Empiricism in Functional Assessment

One of the clearest examples of empiricism in ABA is the functional analysis, a method for identifying why a problem behavior keeps happening. Rather than guessing at the cause, the analyst sets up controlled test conditions. In an attention test, for instance, the therapist withdraws attention and then delivers it briefly each time the problem behavior occurs. In a control condition, the person has free access to preferred items, receives frequent attention, and faces no demands. By comparing the rate of problem behavior across these conditions, the analyst can see which variable is maintaining it.

This is empiricism applied directly to assessment. The analyst doesn’t assume the behavior is “attention-seeking” based on how it looks. Instead, they create conditions that isolate one possible cause at a time, measure the behavior under each, and let the data reveal the function. The result is an objective demonstration of a cause-and-effect relationship, which then informs the treatment plan.

Why It Matters Ethically

The emphasis on empiricism isn’t optional in the field. The Behavior Analyst Certification Board’s ethics code requires practitioners to rely on professionally derived knowledge based on science when making clinical judgments. Clients have a right to effective treatment grounded in the research literature and adapted to their individual needs. Behavior analysts are obligated to collect and graphically display data in a way that supports sound decision-making, and they cannot omit findings that might change the interpretation of their work.

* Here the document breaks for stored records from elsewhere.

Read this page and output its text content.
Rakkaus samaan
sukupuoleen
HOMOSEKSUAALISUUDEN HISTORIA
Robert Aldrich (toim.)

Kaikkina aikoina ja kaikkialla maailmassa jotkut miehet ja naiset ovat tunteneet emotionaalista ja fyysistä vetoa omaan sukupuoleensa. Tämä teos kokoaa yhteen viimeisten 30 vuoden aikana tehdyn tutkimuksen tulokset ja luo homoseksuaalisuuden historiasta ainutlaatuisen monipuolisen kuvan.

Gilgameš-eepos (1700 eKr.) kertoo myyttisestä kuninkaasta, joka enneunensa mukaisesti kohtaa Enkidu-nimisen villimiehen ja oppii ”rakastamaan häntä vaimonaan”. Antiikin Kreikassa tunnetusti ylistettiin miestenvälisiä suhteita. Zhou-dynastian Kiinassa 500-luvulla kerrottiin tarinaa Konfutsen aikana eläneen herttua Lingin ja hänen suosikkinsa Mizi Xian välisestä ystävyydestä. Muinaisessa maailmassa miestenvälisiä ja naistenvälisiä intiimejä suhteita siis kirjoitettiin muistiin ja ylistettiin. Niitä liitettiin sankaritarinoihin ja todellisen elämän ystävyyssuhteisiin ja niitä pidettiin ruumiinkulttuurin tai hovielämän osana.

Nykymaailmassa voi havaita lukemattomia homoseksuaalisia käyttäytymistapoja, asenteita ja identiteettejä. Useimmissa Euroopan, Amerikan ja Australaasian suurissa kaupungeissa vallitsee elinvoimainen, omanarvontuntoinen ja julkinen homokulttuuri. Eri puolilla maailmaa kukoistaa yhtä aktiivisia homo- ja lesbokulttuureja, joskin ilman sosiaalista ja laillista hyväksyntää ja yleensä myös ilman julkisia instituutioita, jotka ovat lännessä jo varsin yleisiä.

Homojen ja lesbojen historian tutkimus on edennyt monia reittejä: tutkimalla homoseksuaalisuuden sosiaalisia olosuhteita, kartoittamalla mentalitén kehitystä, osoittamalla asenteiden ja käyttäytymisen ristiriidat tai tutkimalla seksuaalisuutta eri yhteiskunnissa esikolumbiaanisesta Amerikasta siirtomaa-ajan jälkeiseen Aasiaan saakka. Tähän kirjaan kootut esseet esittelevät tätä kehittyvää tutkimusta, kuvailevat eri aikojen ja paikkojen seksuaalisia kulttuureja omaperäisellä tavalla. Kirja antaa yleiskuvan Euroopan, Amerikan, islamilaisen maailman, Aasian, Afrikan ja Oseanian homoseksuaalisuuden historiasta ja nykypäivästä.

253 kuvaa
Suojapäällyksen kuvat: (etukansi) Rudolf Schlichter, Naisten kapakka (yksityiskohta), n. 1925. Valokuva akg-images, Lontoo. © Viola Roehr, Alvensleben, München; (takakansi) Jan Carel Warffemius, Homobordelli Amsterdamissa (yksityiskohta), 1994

These requirements exist because the consequences of ignoring data are real. A child could spend months in an ineffective program if no one is tracking progress objectively. An intervention could inadvertently make a behavior worse if no one is measuring it carefully enough to notice. Empiricism protects clients by forcing practitioners to let observable evidence, not personal preferences or theoretical loyalty, guide their choices.

How Empiricism Differs From the Other Attitudes

It helps to understand empiricism by seeing where it ends and the other scientific attitudes begin. Determinism is the belief that behavior is lawful and caused by identifiable variables. Experimentation is the process of manipulating those variables to test their effects. Replication asks whether the results hold up when repeated. Parsimony favors the simplest explanation that fits the data. Philosophic doubt means treating all conclusions as tentative and open to revision.

Empiricism sits at the foundation of all of these. You can’t experiment without first having a reliable way to observe and measure. You can’t replicate findings if the original data were based on subjective impressions. You can’t apply parsimony if there’s no objective evidence to evaluate competing explanations against. Empiricism is the attitude that ensures every other scientific practice in ABA has solid ground to stand on.